The sad truth is, whether you want to believe it or not, is that nothing will ever be done to change this. Not as long the Catholic church exists. We were little kids who’d been abandoned and then unwittingly (at least I hope so) left to the fantasies and whims of dangerously unhinged, supposedly god-fearing nuns, who treated as if we were their own personal possessions. To do with, and to use, as they f**king pleased.
These sick f**k’s were entrusted to take care of us. They accepted this trust, and then twisted it around, using it to commit some death-defyingly imaginative abuse. Worst of all, is they got away with it, time after time.
I wouldn’t be at all shocked, or even a little surprised, if I heard that they were all still there. The only difference being they’d be a lot older and even more f**ked up than they already were. Some of them, and you can only hope, will be dead, of course.
Today, if and when I’m in the same room as any f**king voluntary care worker, no matter how good their intentions may be, or a children’s counselor, a religious group and or the occasional children’s TV presenter, as far as I’m concerned, I’m in the company of a potential child moles, pedophiles in waiting, or maybe just plain down sicko’s.
The irreparable damage caused by these f**king pricks, has left kids with emotional scars and wounds that will never, ever heal. Society should demand that each and every one of them be held accountable. Impaling them, and then burning them alive at the stake, would be a good place to start.

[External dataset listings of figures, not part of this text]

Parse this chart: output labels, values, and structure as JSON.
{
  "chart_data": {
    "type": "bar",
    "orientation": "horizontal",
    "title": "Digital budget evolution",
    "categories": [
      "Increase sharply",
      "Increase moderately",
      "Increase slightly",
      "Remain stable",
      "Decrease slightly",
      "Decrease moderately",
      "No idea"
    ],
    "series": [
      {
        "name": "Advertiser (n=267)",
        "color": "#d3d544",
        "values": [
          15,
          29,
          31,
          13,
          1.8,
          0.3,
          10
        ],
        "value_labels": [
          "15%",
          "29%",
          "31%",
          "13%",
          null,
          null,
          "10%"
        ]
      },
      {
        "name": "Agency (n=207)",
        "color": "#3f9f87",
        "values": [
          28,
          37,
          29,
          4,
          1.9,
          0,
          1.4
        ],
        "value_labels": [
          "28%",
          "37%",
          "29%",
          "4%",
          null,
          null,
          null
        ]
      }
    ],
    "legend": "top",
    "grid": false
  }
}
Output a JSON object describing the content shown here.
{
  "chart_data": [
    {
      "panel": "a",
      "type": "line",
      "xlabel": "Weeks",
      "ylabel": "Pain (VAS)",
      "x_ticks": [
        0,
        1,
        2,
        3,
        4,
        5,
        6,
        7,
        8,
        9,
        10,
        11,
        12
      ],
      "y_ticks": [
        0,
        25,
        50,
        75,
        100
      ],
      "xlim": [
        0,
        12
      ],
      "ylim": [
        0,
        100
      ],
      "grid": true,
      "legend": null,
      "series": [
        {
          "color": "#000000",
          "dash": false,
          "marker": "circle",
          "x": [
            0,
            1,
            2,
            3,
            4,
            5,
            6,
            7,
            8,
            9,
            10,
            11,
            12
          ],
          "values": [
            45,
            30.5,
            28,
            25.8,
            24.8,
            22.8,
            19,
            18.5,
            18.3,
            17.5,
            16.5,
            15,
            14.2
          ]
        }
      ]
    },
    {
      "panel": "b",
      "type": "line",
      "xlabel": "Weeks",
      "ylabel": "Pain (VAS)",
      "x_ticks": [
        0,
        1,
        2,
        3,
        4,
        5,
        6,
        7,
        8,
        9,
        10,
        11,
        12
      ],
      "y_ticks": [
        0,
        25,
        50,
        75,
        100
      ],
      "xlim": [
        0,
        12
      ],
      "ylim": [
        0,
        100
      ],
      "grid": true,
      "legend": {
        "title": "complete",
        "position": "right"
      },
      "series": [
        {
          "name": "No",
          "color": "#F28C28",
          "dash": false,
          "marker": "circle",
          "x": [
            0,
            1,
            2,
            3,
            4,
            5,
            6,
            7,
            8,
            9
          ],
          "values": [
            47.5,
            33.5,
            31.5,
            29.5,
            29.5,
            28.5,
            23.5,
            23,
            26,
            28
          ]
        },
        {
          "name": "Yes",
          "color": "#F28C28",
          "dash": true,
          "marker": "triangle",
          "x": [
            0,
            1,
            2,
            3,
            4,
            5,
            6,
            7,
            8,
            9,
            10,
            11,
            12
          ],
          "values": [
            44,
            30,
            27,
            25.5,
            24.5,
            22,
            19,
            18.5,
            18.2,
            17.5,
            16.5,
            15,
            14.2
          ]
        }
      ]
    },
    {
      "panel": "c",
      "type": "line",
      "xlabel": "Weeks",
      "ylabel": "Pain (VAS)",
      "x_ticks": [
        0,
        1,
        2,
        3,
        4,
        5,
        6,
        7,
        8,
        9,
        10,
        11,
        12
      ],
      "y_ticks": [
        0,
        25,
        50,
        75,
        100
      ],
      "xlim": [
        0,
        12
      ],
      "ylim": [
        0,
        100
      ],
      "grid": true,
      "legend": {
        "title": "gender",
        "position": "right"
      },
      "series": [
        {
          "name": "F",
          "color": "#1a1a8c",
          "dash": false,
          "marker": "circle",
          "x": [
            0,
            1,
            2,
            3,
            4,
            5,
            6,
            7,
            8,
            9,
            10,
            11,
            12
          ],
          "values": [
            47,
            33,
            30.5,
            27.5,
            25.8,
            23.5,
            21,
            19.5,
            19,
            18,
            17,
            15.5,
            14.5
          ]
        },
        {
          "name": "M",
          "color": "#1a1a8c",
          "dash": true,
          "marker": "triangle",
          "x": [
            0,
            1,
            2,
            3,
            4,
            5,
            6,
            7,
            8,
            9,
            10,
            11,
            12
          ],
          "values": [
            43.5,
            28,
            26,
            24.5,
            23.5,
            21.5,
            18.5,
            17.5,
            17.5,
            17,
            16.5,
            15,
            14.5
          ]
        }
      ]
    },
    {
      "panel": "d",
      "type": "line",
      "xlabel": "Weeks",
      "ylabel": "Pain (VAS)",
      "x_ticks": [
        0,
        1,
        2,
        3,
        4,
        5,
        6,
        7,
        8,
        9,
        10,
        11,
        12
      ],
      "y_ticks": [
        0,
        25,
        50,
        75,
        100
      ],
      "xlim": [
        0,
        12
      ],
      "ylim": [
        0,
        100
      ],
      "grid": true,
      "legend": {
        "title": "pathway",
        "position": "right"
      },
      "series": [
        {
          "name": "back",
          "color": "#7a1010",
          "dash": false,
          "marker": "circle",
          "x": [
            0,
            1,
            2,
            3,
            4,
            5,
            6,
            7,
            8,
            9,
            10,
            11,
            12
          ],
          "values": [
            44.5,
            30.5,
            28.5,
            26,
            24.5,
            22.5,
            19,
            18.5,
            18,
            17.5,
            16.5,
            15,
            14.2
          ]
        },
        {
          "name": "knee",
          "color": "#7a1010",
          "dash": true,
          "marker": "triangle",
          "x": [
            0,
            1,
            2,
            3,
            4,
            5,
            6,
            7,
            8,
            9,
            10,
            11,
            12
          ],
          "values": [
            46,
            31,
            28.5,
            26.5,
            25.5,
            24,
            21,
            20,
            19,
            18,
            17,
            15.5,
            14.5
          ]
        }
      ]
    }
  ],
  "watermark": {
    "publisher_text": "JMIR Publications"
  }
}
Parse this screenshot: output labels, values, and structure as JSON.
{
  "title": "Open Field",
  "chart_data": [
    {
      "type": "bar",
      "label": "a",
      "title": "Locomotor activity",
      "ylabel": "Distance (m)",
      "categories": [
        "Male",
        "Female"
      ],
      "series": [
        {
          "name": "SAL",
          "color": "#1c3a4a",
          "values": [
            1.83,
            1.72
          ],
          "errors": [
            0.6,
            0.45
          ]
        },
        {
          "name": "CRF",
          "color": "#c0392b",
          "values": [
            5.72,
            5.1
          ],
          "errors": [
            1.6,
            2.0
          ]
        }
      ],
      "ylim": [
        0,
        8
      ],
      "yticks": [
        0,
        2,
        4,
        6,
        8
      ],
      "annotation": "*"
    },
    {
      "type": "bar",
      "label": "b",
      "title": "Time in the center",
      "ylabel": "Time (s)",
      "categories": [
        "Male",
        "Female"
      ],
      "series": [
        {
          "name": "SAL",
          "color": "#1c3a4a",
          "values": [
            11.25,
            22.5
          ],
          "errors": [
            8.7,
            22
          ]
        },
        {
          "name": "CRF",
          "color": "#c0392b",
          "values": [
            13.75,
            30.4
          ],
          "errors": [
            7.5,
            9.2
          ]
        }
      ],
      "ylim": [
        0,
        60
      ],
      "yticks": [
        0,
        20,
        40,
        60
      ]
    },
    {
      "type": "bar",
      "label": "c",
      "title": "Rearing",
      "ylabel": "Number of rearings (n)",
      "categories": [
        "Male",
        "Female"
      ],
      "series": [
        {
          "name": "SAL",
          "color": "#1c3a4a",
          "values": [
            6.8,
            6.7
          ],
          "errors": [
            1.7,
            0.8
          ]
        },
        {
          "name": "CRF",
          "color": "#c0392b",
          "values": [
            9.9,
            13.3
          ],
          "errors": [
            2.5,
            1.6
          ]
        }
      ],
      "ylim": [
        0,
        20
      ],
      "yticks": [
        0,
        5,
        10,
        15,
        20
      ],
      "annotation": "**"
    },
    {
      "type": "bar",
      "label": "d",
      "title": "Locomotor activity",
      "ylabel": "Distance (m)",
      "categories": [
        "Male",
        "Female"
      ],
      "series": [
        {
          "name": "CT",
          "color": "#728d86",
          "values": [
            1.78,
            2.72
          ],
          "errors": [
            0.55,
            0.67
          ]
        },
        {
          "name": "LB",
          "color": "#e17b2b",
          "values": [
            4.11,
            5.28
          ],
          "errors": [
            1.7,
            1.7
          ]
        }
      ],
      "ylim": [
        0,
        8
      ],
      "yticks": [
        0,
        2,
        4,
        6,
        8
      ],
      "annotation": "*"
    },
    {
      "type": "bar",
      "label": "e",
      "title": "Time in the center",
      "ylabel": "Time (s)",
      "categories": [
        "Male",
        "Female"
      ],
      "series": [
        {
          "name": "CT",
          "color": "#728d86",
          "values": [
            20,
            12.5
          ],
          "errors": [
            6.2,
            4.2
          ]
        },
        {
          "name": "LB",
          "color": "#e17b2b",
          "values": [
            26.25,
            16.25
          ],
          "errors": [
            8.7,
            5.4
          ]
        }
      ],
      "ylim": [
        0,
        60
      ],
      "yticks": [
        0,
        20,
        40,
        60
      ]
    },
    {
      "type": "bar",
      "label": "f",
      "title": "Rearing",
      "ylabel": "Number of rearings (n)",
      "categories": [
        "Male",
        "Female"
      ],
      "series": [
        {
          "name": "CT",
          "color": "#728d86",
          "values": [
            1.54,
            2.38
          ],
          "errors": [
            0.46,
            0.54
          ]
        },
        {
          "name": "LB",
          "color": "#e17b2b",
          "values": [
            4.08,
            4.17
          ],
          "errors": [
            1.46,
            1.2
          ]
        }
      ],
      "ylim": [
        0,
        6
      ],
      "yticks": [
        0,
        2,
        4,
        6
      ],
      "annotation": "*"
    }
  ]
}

Anyway, I’ve been missing for quite a while now and mom was slowly losing it. She wasn’t looking or feeling too good either, and Reggie had kind of drifted away, but he did get mom a job, working as a cashier at the New Rand hotel.
The New Rand is / was a real dive in downtown Durban. It was a shithole in the best sense of the word. Soiled, unsavory, and in desperate need of a makeover. With its old, rusty, cracked windows and neon signs that had seen better days. The advertising was all about cold beer and cigarettes, and everything reeked of cigarette smoke, stale beer, and piss. Mom loved the f**king place.
Thanks to my unwelcome detention, child welfare managed to track mom down and after locating her, they deemed she was unfit as a single parent, so my poor sisters were placed in the welfare system as well. Which was probably a good thing.
As newly appointed wards of the court, the undeniable and irrefutable fact was that nobody involved in our involuntary incarceration cared. Not one of them, gave our well-being a second thought. No one asked us how we felt or how we were coping with this earth-shattering, life-changing upheaval.
Mom was our anchor; she was our only real source of comfort, and we were supposed to be at home with her, not in some f**king scary, unknown place, with no one to turn to. It seemed as if we didn’t matter anymore.
We were just a few more kids, left to fend for ourselves , but that wasn’t really an option either. They took that away from us too. Our future had been determined for us, and now we were faced with a simple case of f**king sinking or swimming.
We were subjected to subtle bullying, day after day, week after week, without even realising it. They f**ked with our minds whenever they could, consistently trying to destroy any capacity we may have had as individuals. They inadvertently, or maybe intentionally, chipped away at our desire to show any initiative at all.
We became f**king victims and as we got older, no amount of therapy, that’s assuming we could afford therapy in the first place, would help. Try giving that some thought. Imagine it was you who grew up in a childcare environment and had to fend for yourself.